The fact Muradov made his upbeat predictions in Azerbaijan was hardly coincidental, as he was attending the second Caspian Oil and Gas, Trade and Transport Conference, sponsored by Britain's Confidence Energy Ltd. and the State Oil Academy of Azerbaijan. The previous week saw Muradov and his colleagues in Britain at the London Institute of Directors' Turkmenistan Oil and Gas conference.

There exist only two small problems for Ashgabat's would-be oligarchs -- the decrepit nature of Turkmenistan's energy industry and the country's geographic isolation.

Turkmenistan's energy infrastructure has suffered from decades of benign neglect, and increasing production will require billions of dollars in near-term investments. While Turkmenistan exports nearly all its natural gas to Russia via Gazprom's Central Asia-Center 1, 2, 4 and 5 pipelines, with a smaller amount going to Iran, and has agreed to build a pipeline to China, Western energy companies are promoting Nabucco, undersea Trans-Caspian projects and even a Trans-Afghan Pipeline.

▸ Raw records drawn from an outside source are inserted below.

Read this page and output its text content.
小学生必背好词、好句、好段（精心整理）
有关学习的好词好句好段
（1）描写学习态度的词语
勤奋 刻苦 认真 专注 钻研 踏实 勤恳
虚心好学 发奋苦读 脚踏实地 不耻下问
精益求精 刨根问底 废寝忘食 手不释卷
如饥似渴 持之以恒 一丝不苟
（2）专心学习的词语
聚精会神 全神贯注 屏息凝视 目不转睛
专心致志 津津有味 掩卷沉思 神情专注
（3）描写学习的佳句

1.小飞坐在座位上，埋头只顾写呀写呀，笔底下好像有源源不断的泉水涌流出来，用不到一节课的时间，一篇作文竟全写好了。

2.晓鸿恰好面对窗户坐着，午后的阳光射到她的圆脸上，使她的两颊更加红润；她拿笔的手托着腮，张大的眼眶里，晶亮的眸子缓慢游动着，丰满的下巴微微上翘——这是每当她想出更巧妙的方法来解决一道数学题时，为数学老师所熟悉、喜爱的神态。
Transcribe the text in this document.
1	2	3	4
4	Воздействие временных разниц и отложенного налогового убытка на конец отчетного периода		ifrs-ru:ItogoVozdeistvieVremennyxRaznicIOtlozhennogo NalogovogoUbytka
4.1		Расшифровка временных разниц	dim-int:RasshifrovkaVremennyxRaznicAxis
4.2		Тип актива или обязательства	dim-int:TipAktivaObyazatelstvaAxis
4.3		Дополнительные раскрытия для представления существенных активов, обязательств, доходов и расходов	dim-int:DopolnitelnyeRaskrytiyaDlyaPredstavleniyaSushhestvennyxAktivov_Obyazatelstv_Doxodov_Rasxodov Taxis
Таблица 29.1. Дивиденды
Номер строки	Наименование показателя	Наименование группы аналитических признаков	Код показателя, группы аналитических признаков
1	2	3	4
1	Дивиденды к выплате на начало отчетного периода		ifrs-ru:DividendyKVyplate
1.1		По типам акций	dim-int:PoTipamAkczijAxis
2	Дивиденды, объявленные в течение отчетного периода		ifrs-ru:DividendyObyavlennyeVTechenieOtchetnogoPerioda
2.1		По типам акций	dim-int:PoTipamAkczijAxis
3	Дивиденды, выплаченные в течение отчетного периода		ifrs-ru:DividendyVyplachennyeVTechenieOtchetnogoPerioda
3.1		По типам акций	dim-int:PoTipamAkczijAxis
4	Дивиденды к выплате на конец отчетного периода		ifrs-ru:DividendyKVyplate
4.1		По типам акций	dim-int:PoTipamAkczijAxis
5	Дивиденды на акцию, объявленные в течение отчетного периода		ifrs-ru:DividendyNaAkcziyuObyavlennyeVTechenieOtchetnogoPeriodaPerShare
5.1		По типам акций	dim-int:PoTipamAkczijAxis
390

European investors are most eager to see Turkmenistan buy into the proposed 1,800-mile, westward-bound Nabucco pipeline. The line remains a project in search of both investors and volumes of hydrocarbons to fill it; if built, Nabucco would be Europe's longest and costliest, causing sticker shock with a final price estimated at more than $7.9 billion. Unfortunately, the TAP pipeline faces the small problem of the persistent Taliban insurgency, a problem aided and abetted years ago in no small measure by Niyazov, Kabul's major trading partner during the Taliban's years in power.

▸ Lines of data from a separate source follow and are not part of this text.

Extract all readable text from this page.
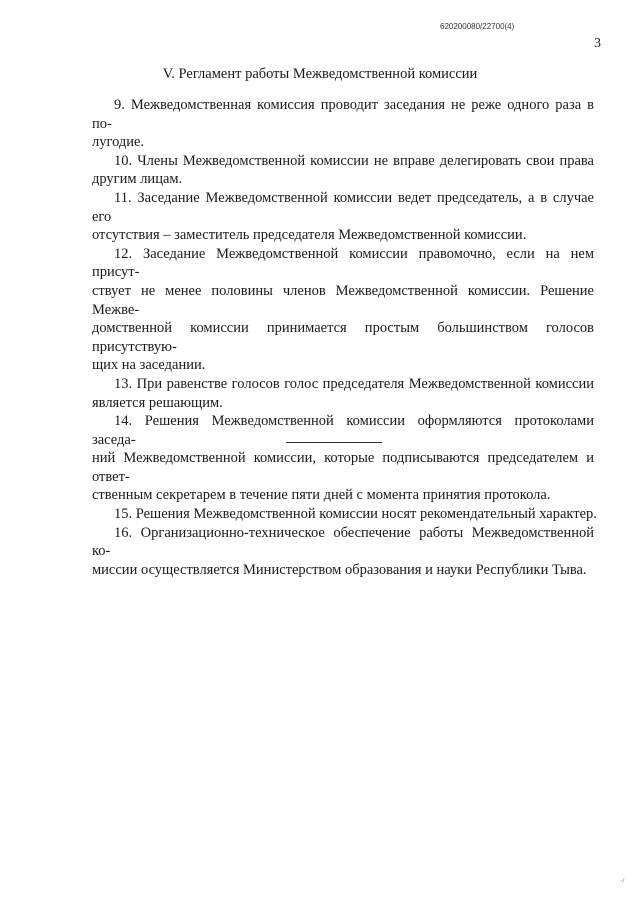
620200080/22700(4)
3
V. Регламент работы Межведомственной комиссии
9. Межведомственная комиссия проводит заседания не реже одного раза в по-
лугодие.
10. Члены Межведомственной комиссии не вправе делегировать свои права
другим лицам.
11. Заседание Межведомственной комиссии ведет председатель, а в случае его
отсутствия – заместитель председателя Межведомственной комиссии.
12. Заседание Межведомственной комиссии правомочно, если на нем присут-
ствует не менее половины членов Межведомственной комиссии. Решение Межве-
домственной комиссии принимается простым большинством голосов присутствую-
щих на заседании.
13. При равенстве голосов голос председателя Межведомственной комиссии
является решающим.
14. Решения Межведомственной комиссии оформляются протоколами заседа-
ний Межведомственной комиссии, которые подписываются председателем и ответ-
ственным секретарем в течение пяти дней с момента принятия протокола.
15. Решения Межведомственной комиссии носят рекомендательный характер.
16. Организационно-техническое обеспечение работы Межведомственной ко-
миссии осуществляется Министерством образования и науки Республики Тыва.
·/
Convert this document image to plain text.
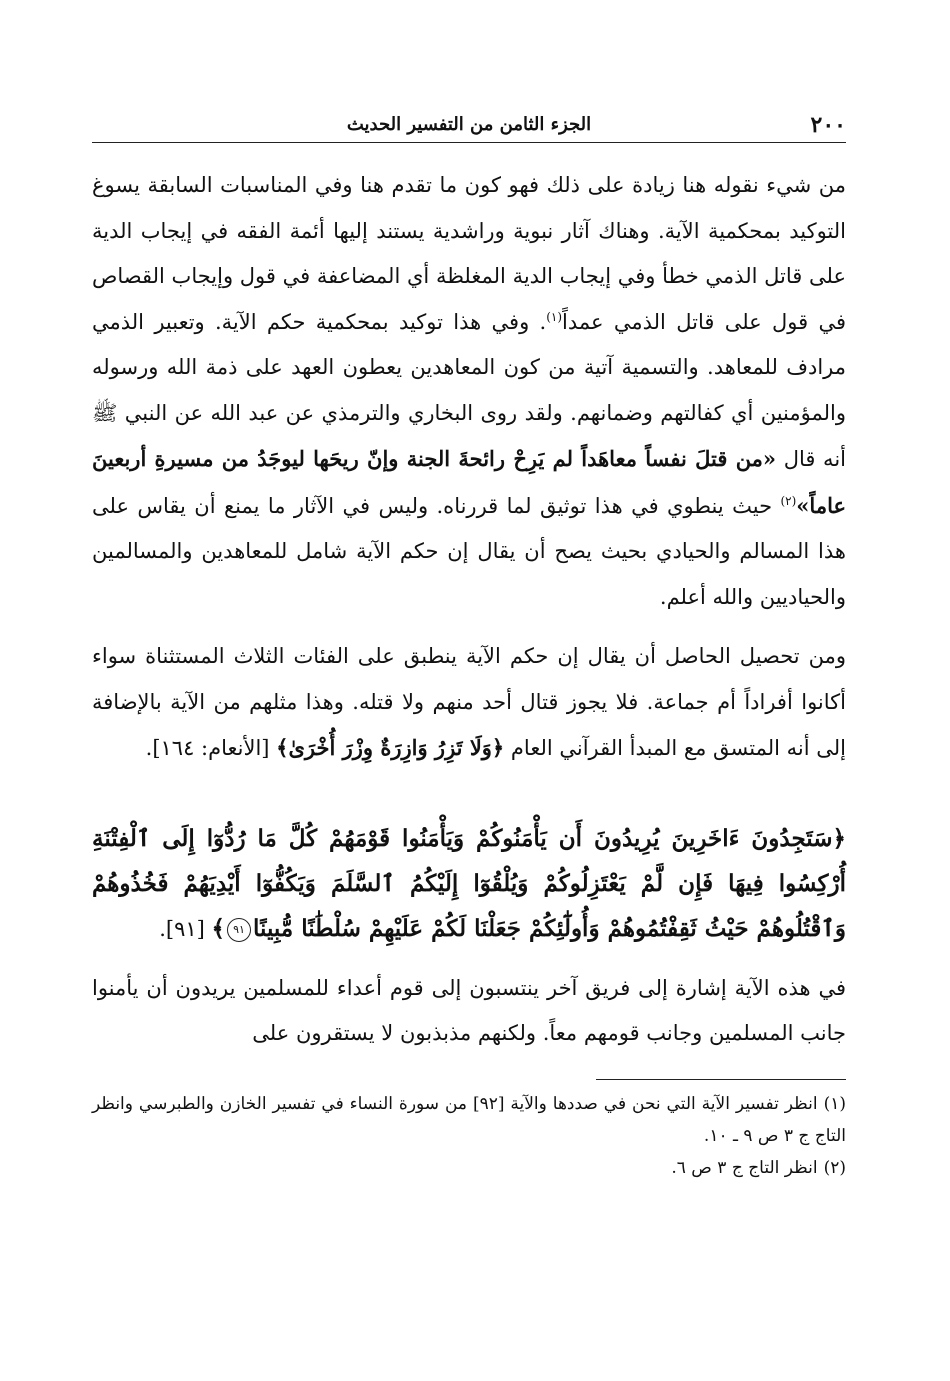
٢٠٠
الجزء الثامن من التفسير الحديث

من شيء نقوله هنا زيادة على ذلك فهو كون ما تقدم هنا وفي المناسبات السابقة يسوغ التوكيد بمحكمية الآية. وهناك آثار نبوية وراشدية يستند إليها أئمة الفقه في إيجاب الدية على قاتل الذمي خطأ وفي إيجاب الدية المغلظة أي المضاعفة في قول وإيجاب القصاص في قول على قاتل الذمي عمداً$^{(١)}$. وفي هذا توكيد بمحكمية حكم الآية. وتعبير الذمي مرادف للمعاهد. والتسمية آتية من كون المعاهدين يعطون العهد على ذمة الله ورسوله والمؤمنين أي كفالتهم وضمانهم. ولقد روى البخاري والترمذي عن عبد الله عن النبي ﷺ أنه قال «من قتلَ نفساً معاهَداً لم يَرِحْ رائحةَ الجنة وإنّ ريحَها ليوجَدُ من مسيرةِ أربعينَ عاماً»$^{(٢)}$ حيث ينطوي في هذا توثيق لما قررناه. وليس في الآثار ما يمنع أن يقاس على هذا المسالم والحيادي بحيث يصح أن يقال إن حكم الآية شامل للمعاهدين والمسالمين والحياديين والله أعلم.

ومن تحصيل الحاصل أن يقال إن حكم الآية ينطبق على الفئات الثلاث المستثناة سواء أكانوا أفراداً أم جماعة. فلا يجوز قتال أحد منهم ولا قتله. وهذا مثلهم من الآية بالإضافة إلى أنه المتسق مع المبدأ القرآني العام ﴿وَلَا تَزِرُ وَازِرَةٌ وِزْرَ أُخْرَىٰ﴾ [الأنعام: ١٦٤].

﴿سَتَجِدُونَ ءَاخَرِينَ يُرِيدُونَ أَن يَأْمَنُوكُمْ وَيَأْمَنُوا قَوْمَهُمْ كُلَّ مَا رُدُّوٓا إِلَى ٱلْفِتْنَةِ أُرْكِسُوا فِيهَا فَإِن لَّمْ يَعْتَزِلُوكُمْ وَيُلْقُوٓا إِلَيْكُمُ ٱلسَّلَمَ وَيَكُفُّوٓا أَيْدِيَهُمْ فَخُذُوهُمْ وَٱقْتُلُوهُمْ حَيْثُ ثَقِفْتُمُوهُمْ وَأُولَٰٓئِكُمْ جَعَلْنَا لَكُمْ عَلَيْهِمْ سُلْطَٰنًا مُّبِينًا٩١﴾ [٩١].

في هذه الآية إشارة إلى فريق آخر ينتسبون إلى قوم أعداء للمسلمين يريدون أن يأمنوا جانب المسلمين وجانب قومهم معاً. ولكنهم مذبذبون لا يستقرون على

(١)انظر تفسير الآية التي نحن في صددها والآية [٩٢] من سورة النساء في تفسير الخازن والطبرسي وانظر التاج ج ٣ ص ٩ ـ ١٠.

(٢)انظر التاج ج ٣ ص ٦.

But the Afghan insurgency blocks Turkmen exports to Pakistan and India. With a combined population of 1.3 billion, the Indian subcontinent represents Turkmenistan's most lucrative potential market, and Berdymukhamedov's government may be preparing to abandon a decade-old precept of the country's foreign policy to reach it. Under Niyazov, one of the most cherished tenets of Turkmenistan's foreign relations was its policy of neutrality. Perhaps the most startling change in Turkmenistan's foreign policy came April 22, when Turkmenistan newspaper Neitral'nyi reported Berdymukhamedov met with the visiting president of the U.N. General Assembly, Srgjan Kerim, and requested that the United Nations adopt a new convention guaranteeing pipeline security, noting, "Turkmenistan is launching active discussions on a U.N. convention on international pipeline security."

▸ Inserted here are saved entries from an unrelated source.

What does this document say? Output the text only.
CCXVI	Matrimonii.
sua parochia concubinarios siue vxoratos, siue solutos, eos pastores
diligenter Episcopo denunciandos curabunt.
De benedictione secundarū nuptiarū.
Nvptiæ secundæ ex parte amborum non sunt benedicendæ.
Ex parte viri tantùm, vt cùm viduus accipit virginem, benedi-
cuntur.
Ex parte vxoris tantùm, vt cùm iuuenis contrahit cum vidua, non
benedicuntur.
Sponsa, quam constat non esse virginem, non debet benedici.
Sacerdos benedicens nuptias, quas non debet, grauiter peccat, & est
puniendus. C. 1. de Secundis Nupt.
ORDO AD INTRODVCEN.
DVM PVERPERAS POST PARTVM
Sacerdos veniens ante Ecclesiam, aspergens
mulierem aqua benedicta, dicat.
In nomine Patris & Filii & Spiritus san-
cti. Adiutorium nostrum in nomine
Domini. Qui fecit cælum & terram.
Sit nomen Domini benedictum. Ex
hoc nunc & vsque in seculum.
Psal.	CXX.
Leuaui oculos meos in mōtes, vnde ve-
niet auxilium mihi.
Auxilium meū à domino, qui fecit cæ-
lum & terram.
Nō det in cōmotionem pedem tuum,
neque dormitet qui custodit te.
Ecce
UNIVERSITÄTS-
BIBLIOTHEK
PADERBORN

The proposal represents abandonment of a fiercely nationalist policy persistently pursued by Niyazov, who, despite the Kremlin's blandishments, never permitted either U.S. or Russian military bases, though, in the aftermath of Sept. 11, he did permit the Pentagon to conduct humanitarian overflight missions to peacekeeping forces in Afghanistan. Needless to say, if the United Nations passed such a pipeline security resolution, U.N. forces would be posted to volatile regions to protect hydrocarbon assets, no doubt along the largely porous 500-mile Turkmen-Afghan border. Conversely, Turkmen exports northward through Gazprom's networks, eastward toward China or westward under or around the Caspian, pose little such risk.

In the end, the pipeline euphoria wafting through Ashgabat will come down to who makes the best offer. In a world of record high and still rising energy prices, investors eager to secure a slice of Turkmenistan's energy riches are doubtlessly fattening their proposals daily. Interested analysts will be watching to see if greed trumps neutrality -- in any case, market forces are slowly nudging Turkmenistan into the international community, leaving Niyazov's isolated Stalinist state gripped by a cult of personality more behind with each passing day.

The question yet to be answered is who will benefit from a massive influx of hydrocarbon revenue. The U.S. State Department estimates the Turkmen minimum wage to be $40-$60 per month; as their country looks to become the Caspian's new El Dorado, doubtless many Turkmen are wondering if the energy riches will have a trickle-down effect or whether the national economy will continue to resemble their parched nation, which is more than 90 percent desert. The near-term decisions made by the regime will eventually determine whether U.N. troops will protect pipelines or an affluent government from its impoverished citizenry.